Bravo por ti, mujer,
se dijo Cimón.
Sus compatriotas no eran tan indulgentes como él con Artemisia. El general Andrónico había presentado una propuesta por la que se ofrecían diez mil dracmas a quien la capturara viva.
«Esa ramera vendida a los persas debe ser humillada
y
ejecutada en público. ¿Qué ejemplo dará a nuestras mujeres?»,
dijo ante la asamblea. Había alegado la legendaria guerra entre las Amazonas y los atenienses, añadiendo que era intolerable que una hembra se atreviese a mandar a hombres a luchar contra otros hombres que, además, eran griegos como ella. Temístocles respondió que si se dedicaban a ofrecer recompensas por cada oficial o jefe del ejército persa, serían ellos quienes tendrían que cruzar a Asia para conquistar los tesoros del Gran Rey. Pero el pueblo ateniense, tradicionalmente misógino, había aprobado la propuesta de Andrónico.

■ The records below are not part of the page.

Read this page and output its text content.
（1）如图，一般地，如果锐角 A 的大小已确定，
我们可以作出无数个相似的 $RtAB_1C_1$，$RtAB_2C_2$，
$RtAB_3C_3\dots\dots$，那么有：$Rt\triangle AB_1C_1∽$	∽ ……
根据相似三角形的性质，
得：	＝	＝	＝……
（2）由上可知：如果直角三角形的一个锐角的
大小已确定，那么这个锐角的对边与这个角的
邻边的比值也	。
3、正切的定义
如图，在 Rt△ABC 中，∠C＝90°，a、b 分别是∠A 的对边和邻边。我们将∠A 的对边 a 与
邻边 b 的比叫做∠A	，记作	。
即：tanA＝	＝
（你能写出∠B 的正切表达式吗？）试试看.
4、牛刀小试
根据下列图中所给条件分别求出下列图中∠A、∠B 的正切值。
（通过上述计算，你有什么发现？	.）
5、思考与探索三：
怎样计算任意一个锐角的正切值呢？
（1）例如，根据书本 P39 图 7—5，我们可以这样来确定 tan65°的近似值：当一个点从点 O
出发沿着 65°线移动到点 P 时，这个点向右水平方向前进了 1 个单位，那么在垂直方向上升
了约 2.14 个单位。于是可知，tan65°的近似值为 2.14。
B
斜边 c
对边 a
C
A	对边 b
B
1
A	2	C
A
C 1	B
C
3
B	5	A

Durante la tarde del segundo día, los ataques habían sido menos intensos. Se limitaron a incursiones de la caballería saca y persa que, mientras no se abandonaran las posiciones ni el amparo de la muralla, resultaban más fastidiosas que dañinas. Aquel terreno era aún más impracticable para los jinetes, que ni siquiera se acercaban lo bastante a los defensores para alcanzarlos con sus flechas.